How about removal of nodes? Here it seems to depend a lot on the number of nodes. For small node numbers (everything less than half a million) RB Trees again own AVL Trees; the difference is even bigger than for inserts. Rather unexpected is that once the node number grows beyond a million nodes AVL Trees seems to catch up and the difference to RB Trees shrinks until they are more or less equally fast. This could be an effect of the system, though. It could have to do with memory usage of the process or CPU caching or the like. Something that has a more negative effect on RB Trees than it has on AVL Trees and thus AVL Trees can catch up. The same effect is not observed for lookups (AVL usually faster, regardless how many nodes) and inserts (RB usually faster, regardless how many nodes).
Conclusion:
I think the fastest I can get is when using RB-Trees, since the number of lookups will only be somewhat higher than the number of inserts and deletions and no matter how fast AVL is on lookups, the overall performance will suffer from their worse insert/deletion performance.

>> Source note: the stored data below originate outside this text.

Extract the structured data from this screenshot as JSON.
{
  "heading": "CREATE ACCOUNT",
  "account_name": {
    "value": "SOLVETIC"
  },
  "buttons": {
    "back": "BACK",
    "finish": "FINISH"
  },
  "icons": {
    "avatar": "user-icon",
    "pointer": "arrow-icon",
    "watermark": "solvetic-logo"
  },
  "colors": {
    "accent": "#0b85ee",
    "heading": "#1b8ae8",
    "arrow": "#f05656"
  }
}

That is, unless anyone here may come up with a much better data structure that will own RB Trees big time ;-)
Create a sorted list and sort by the lower margin / start. That's easiest to implement and fast enough unless you have millions of ranges (and maybe even then).
When looking for a range, find the range where start <= position. You can use a binary search here since the list is sorted. The number is in the range if position <= end.
Since the end of any range is guaranteed to be smaller than start of the next range, you don't need to care about the end until you have found a range where the position might be contained.
All other data structures become interesting when you get intersections or you have a whole lot of ranges and when you build the structure one and query often.
A balanced, sorted tree with ranges on each node seems to be the answer.
I can't prove it's optimal, but if I were you I wouldn't look any further.
If the total range of numbers is low, and you have enough memory, you could create a huge table with all the numbers.
For example, if you have one million of numbers, you can create a table that references the range object.
As an alternative to O(log n) balanced binary search trees (BST), you could consider building a bitwise (compressed) trie. I.e. a prefix tree on the bits of the numbers you're storing.
This gives you O(w)-search, insert and delete performance; where w = number of bits (e.g. 32 or 64 minus whatever power of 2 your ranges were based on).
Not saying that it'll perform better or worse, but it seems like a true alternative in the sense it is different from BST but still has good theoretic performance and allows for predecessor queries just like BST.